He mentions two options: by works of law or by hearing with faith. And the answer he expects is clearly not by works of law, but by hearing with faith. Now why does he say “by hearing with faith” instead of just “by faith”? The Spirit comes and works mightily in our lives, killing sin, not just “by faith” but by “hearing with faith.” Why does he say it that way? The answer is that the sword of the Spirit is the word of God, and it’s the word that you hear and believe. When the word of God — the Sword of the Spirit — is heard and believed, the Spirit is moving with vigorous, sin-killing action.

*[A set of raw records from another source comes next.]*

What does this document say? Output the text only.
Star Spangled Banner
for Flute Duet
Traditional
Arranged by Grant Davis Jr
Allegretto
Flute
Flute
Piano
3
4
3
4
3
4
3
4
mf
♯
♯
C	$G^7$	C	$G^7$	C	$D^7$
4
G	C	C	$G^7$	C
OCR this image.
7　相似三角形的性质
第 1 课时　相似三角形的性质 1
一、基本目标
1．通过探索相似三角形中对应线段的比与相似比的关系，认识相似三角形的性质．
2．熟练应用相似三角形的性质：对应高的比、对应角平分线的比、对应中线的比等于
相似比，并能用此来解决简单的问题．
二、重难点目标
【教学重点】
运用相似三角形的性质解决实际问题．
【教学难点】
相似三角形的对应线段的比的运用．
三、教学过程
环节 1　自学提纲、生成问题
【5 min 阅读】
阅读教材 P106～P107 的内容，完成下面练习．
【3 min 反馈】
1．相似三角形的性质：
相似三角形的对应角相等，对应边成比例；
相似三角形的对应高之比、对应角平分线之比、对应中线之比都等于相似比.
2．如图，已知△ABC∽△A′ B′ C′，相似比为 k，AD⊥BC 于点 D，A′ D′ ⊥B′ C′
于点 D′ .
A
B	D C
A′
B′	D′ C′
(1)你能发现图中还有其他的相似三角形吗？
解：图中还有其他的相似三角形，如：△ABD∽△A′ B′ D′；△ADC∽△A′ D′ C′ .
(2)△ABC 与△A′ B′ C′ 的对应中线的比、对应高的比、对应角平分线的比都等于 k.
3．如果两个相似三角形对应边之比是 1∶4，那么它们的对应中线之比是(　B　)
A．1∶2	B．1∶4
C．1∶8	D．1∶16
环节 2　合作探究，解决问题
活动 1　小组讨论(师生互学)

In other words, the connection between the Holy Spirit and you is the word of God and faith. They are like socket and plug. When the plug of your faith goes in the socket of God’s Word, the Spirit is flowing. And when he flows, he kills sin.
Before I give you some practical illustrations how this works there are two important things to say.
We Kill Sin the Same Way We Get Saved
One is that you can see that we kill sin the same way we get saved. Ephesians 2:8–9 says, “By grace you have been saved through faith; and that not of yourselves, it is the gift of God; not as a result of works, so that no one may boast.” Faith, not works, is the way we are made right with God; and faith, not works, is the way we engage the Holy Spirit to kill sin. So if you are here this morning and you are not a Christian, what you are hearing in this sermon is not some remote advanced form of Christian living way down the line of Christian maturity. This is how you become a Christian. And this is how you grow as a Christian.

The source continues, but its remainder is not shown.